2 poemas de LORENA GRISI

CARTOGRAFIA

No canto da tela com o mapa,
há uma escala de grandeza que diz
1:300.

Cada trezentos metros do meu caminho estão reduzidos a um centímetro,
nessa escala de grandeza cartográfica.

Acho engraçado dizer escala de grandeza.
Eu poderia falar: Numa escala de grandeza, eu parti o pão e te deixei o pedaço maior.

Se diz também está para, na leitura das escalas: “um está para trezentos”.
Esses trezentos metros foram reduzidos
para que, no caminho,
eu não desvie o olhar,
para que eu esteja para,
ou o objetivo de chegar
não se cumpre.

Na física quântica,
o lugar existe enquanto eu olho para ele.
Ele está para mim,
reduzido à escala de minha retina,
que é de 1:10 metros de visão frontal e periférica.
Para mais que isso, o mapa
e a grandeza de encerrar o que não existe,
porque não estou olhando.

O TRABALHO DAS ÓRFÃS

do que sobra das barricadas
colar com ouro as rachaduras
para o tempo que outra vez chega
colar com ouro as rachaduras
no fundo dos vasos planos de revolta
farelos de espinhos
o futuro era mentira
mas era inteligível
o acaso permitiu a existência desta terra
toda noite um homem sepultado
à noite
e uma órfã sem filhos
a espoliar cavernas

Lorena Grisi nasceu em Salvador. Publicou o livro de poemas Exercícios físicos (Editora Paralelo13S).

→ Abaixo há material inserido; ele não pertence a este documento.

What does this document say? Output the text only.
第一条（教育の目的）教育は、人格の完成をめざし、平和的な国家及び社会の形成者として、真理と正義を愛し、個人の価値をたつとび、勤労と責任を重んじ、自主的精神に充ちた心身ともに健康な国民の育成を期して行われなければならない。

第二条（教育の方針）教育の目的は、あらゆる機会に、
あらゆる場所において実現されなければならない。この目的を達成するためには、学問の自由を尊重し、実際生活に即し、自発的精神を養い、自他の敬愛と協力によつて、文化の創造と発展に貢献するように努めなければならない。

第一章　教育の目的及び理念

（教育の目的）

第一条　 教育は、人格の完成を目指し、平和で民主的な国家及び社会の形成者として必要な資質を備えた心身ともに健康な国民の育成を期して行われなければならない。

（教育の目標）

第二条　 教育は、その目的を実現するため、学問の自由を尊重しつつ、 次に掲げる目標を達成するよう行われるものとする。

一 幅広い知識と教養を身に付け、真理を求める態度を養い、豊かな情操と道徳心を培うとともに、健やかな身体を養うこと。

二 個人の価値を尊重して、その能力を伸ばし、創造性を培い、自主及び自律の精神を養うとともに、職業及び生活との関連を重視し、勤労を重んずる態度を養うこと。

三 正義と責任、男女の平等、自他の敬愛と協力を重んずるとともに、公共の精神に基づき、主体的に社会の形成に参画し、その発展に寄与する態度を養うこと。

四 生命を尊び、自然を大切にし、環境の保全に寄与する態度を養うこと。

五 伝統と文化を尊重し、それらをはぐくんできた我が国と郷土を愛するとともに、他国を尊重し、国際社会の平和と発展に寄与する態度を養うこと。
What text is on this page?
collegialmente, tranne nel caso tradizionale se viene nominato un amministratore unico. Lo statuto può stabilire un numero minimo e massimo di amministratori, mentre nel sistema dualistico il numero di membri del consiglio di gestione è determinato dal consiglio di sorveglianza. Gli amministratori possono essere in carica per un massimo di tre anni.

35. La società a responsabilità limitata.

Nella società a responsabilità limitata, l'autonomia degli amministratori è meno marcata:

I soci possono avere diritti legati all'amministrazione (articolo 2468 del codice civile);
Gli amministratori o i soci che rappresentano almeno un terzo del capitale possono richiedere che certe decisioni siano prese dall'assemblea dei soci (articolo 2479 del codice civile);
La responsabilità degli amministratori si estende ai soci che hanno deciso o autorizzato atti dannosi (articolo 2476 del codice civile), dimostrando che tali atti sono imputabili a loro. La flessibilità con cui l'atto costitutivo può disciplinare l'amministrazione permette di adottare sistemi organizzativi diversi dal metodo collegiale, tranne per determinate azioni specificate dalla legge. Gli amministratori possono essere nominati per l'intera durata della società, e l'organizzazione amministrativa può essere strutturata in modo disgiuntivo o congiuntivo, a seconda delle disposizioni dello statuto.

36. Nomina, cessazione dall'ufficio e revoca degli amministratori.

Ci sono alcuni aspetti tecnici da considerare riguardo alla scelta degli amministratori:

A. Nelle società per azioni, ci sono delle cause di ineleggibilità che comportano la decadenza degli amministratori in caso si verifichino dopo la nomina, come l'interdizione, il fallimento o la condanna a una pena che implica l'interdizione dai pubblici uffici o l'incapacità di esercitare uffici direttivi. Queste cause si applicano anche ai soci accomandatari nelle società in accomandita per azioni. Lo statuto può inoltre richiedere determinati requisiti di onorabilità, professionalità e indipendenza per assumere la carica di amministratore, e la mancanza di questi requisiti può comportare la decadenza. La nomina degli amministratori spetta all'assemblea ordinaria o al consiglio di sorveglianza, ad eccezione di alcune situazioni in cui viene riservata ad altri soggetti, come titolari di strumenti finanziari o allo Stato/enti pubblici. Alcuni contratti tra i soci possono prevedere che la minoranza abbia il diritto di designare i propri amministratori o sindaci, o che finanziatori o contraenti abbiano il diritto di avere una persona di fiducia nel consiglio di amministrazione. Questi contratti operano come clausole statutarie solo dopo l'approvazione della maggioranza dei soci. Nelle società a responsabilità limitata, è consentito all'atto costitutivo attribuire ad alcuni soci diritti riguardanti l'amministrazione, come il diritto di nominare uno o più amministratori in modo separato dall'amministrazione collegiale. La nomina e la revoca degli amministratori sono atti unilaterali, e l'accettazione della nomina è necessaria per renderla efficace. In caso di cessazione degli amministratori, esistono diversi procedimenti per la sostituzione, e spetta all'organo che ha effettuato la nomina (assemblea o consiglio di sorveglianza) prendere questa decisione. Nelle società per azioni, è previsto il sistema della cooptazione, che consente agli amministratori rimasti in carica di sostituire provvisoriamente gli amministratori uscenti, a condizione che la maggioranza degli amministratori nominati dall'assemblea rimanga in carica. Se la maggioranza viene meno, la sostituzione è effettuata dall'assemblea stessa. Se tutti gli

Tem textos publicados na coletânea Hilstianas vol. 1 (Editora Patuá/Instituto Hilda Hilst, 2019), no Mapa Brava e nas revistas Felisberta e Diversos Afins, dentre outras. Cursou o CLIPE de Poesia da Casa das Rosas (SP) e participou do projeto Escritas em Trânsito, da Fundação Cultural do Estado da Bahia. Contato: @instagrisi

2 poemas de WÉLCIO DE TOLEDO

NOVAMENTE A ESTRADA

marco o tempo
pela distância entre os postes que se despedem de mim na estrada
não há por que ter pressa
abasteço-me de ausências
são muitos os buracos crescendo em meu caminho
entradas e saídas testam minha atenção
meus reflexos
reflexões vagas
de quem vaga
sem controle da direção
argonauta do asfalto
singrando a esmo
nos centros
nas margens
cidade-saudade
seres e máquinas
de todos
os tipos e marcas
me ultrapassam
placas
letreiros
out
doors
sinalizam
o quanto estou ultrapassado
uma recaída no retrovisor
agora não há mais retorno
o jeito é seguir na contramão

ALGA

algo
de
nós
nos
amarra
ao mar
como
amar
algo
que
se
sobressai
das
raias
do
chão
nos
faz
flutuar
como
se
algo
houvesse
entre
nós
e
o mar

Wélcio de Toledo é poeta, professor, pesquisador, doutor em Literatura pela UnB. Possui artigos, textos e poemas em diversas antologias, coletâneas e revistas literárias. Integra o Coletivo Anarcopoético que organiza ocupações anarcopoéticas em espaços abertos de Brasília, com música, poesia, exposições ao ar livre, performances e o que mais surgir de arte. Publicou quatro livros de poemas e um de contos. Em 2023 publica mais dois livros, um acadêmico e outro de poemas.